KwaMuhle Museum depicts Durban as an African city searching for identity within a new political context.
This museum shows a history experienced by the residents, a reality portrayed without criticism or bias, and reflects the history and experiences that had never been accessible to the people of Durban.
KwaMuhle is in no sense an apartheid museum. Nor is it an African History Museum. It is a museum that documents Durban's urban growth, the interaction, relationships and confrontations that made up the everyday events of ordinary people.
KwaMuhle portrays the points of contact between Durban's cultures and represents aspects of the municipality's role in our history.
The building housing the exibits was designed to accommodate the movement of large numbers of people, and use has been made of the wide open spaces for the exhibitions and educational activities.
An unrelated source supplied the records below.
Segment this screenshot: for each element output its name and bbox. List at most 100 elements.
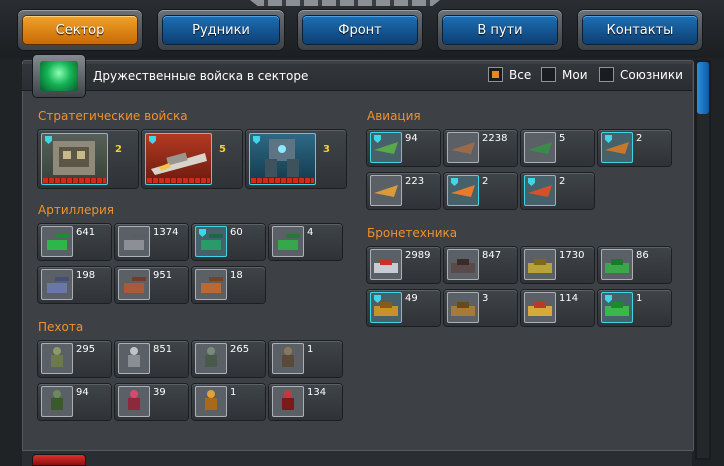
unit-count: 295 <box>76 344 96 355</box>
section-title-aviation: Авиация <box>367 109 421 123</box>
infantry-unit-icon <box>272 343 304 374</box>
aviation-unit-card[interactable]: 94 <box>367 130 440 166</box>
armor-unit-card[interactable]: 86 <box>598 247 671 283</box>
filter-allies-checkbox[interactable] <box>599 67 614 82</box>
filter-label: Все <box>509 67 532 82</box>
artillery-unit-icon <box>272 226 304 257</box>
aircraft-unit-icon <box>601 132 633 163</box>
unit-count: 86 <box>636 250 649 261</box>
filter-all-checkbox[interactable] <box>488 67 503 82</box>
top-decoration <box>250 0 440 6</box>
section-title-strategic: Стратегические войска <box>38 109 188 123</box>
tab-contacts[interactable]: Контакты <box>578 10 702 50</box>
unit-count: 94 <box>76 387 89 398</box>
unit-count: 60 <box>230 227 243 238</box>
tab-sector[interactable]: Сектор <box>18 10 142 50</box>
aircraft-unit-icon <box>524 132 556 163</box>
tab-label: Контакты <box>606 22 674 38</box>
filter-allies[interactable]: Союзники <box>599 67 683 82</box>
unit-count: 1 <box>636 293 643 304</box>
aviation-unit-card[interactable]: 2238 <box>444 130 517 166</box>
artillery-unit-card[interactable]: 1374 <box>115 224 188 260</box>
unit-count: 223 <box>405 176 425 187</box>
unit-count: 2 <box>559 176 566 187</box>
artillery-unit-card[interactable]: 198 <box>38 267 111 303</box>
artillery-unit-icon <box>41 226 73 257</box>
unit-count: 1 <box>307 344 314 355</box>
strategic-unit-card[interactable]: 2 <box>38 130 138 188</box>
unit-count: 3 <box>482 293 489 304</box>
unit-count: 18 <box>230 270 243 281</box>
armor-unit-card[interactable]: 2989 <box>367 247 440 283</box>
infantry-unit-icon <box>118 386 150 417</box>
unit-count: 851 <box>153 344 173 355</box>
tank-unit-icon <box>601 292 633 323</box>
tab-label: Рудники <box>192 22 250 38</box>
filter-all[interactable]: Все <box>488 67 531 82</box>
unit-count: 1730 <box>559 250 585 261</box>
artillery-unit-card[interactable]: 4 <box>269 224 342 260</box>
unit-count: 3 <box>323 144 330 155</box>
infantry-unit-card[interactable]: 134 <box>269 384 342 420</box>
tab-in-transit[interactable]: В пути <box>438 10 562 50</box>
panel-title: Дружественные войска в секторе <box>93 69 309 83</box>
tab-mines[interactable]: Рудники <box>158 10 284 50</box>
infantry-unit-card[interactable]: 1 <box>269 341 342 377</box>
tab-front[interactable]: Фронт <box>298 10 422 50</box>
artillery-unit-icon <box>118 269 150 300</box>
unit-count: 2 <box>636 133 643 144</box>
artillery-unit-card[interactable]: 60 <box>192 224 265 260</box>
aviation-unit-card[interactable]: 2 <box>444 173 517 209</box>
unit-count: 847 <box>482 250 502 261</box>
aviation-unit-card[interactable]: 2 <box>598 130 671 166</box>
armor-unit-card[interactable]: 1730 <box>521 247 594 283</box>
infantry-unit-card[interactable]: 265 <box>192 341 265 377</box>
artillery-unit-card[interactable]: 951 <box>115 267 188 303</box>
armor-unit-card[interactable]: 3 <box>444 290 517 326</box>
filter-label: Союзники <box>620 67 683 82</box>
unit-count: 951 <box>153 270 173 281</box>
infantry-unit-card[interactable]: 295 <box>38 341 111 377</box>
tank-unit-icon <box>447 249 479 280</box>
aviation-unit-card[interactable]: 223 <box>367 173 440 209</box>
tank-unit-icon <box>370 292 402 323</box>
unit-count: 1 <box>230 387 237 398</box>
infantry-unit-card[interactable]: 851 <box>115 341 188 377</box>
artillery-unit-card[interactable]: 641 <box>38 224 111 260</box>
armor-unit-card[interactable]: 1 <box>598 290 671 326</box>
unit-count: 114 <box>559 293 579 304</box>
bottom-bar <box>22 450 692 466</box>
aviation-unit-card[interactable]: 2 <box>521 173 594 209</box>
strategic-unit-card[interactable]: 5 <box>142 130 242 188</box>
filter-mine-checkbox[interactable] <box>541 67 556 82</box>
fortress-unit-icon <box>41 133 108 185</box>
infantry-unit-icon <box>41 386 73 417</box>
artillery-unit-card[interactable]: 18 <box>192 267 265 303</box>
section-title-artillery: Артиллерия <box>38 203 114 217</box>
unit-count: 94 <box>405 133 418 144</box>
infantry-unit-card[interactable]: 1 <box>192 384 265 420</box>
tank-unit-icon <box>524 249 556 280</box>
infantry-unit-icon <box>195 386 227 417</box>
armor-unit-card[interactable]: 847 <box>444 247 517 283</box>
unit-count: 265 <box>230 344 250 355</box>
mech-unit-icon <box>249 133 316 185</box>
scrollbar-thumb[interactable] <box>697 62 709 114</box>
red-section-button[interactable] <box>33 455 85 465</box>
tank-unit-icon <box>601 249 633 280</box>
scrollbar-track[interactable] <box>697 62 709 458</box>
armor-unit-card[interactable]: 49 <box>367 290 440 326</box>
artillery-unit-icon <box>195 226 227 257</box>
unit-count: 5 <box>219 144 226 155</box>
tab-label: Фронт <box>338 22 382 38</box>
unit-count: 2 <box>115 144 122 155</box>
strategic-unit-card[interactable]: 3 <box>246 130 346 188</box>
tab-label: В пути <box>477 22 523 38</box>
infantry-unit-icon <box>195 343 227 374</box>
filter-mine[interactable]: Мои <box>541 67 588 82</box>
aviation-unit-card[interactable]: 5 <box>521 130 594 166</box>
infantry-unit-card[interactable]: 94 <box>38 384 111 420</box>
aircraft-unit-icon <box>524 175 556 206</box>
armor-unit-card[interactable]: 114 <box>521 290 594 326</box>
infantry-unit-card[interactable]: 39 <box>115 384 188 420</box>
This double-storey Union style building, once the headquarters of the City's Native Administration Department, was the centre of Durban's infamous system of labour control.
Exhibitions include collections of large black and white prints reflecting township life, and an accurate depiction of the histories of black political trade union and cultural organisations and groupings.
The vision of all the exhibits centres on correcting the inaccuracies in the historical record left by Apartheid, to create a heritage and context for our new democracy that is forthright, candid and honest.
The displays deal with topics that challenge the onlooker to interpret their convictions, and to reassess their understanding of South Africa, past, present and future.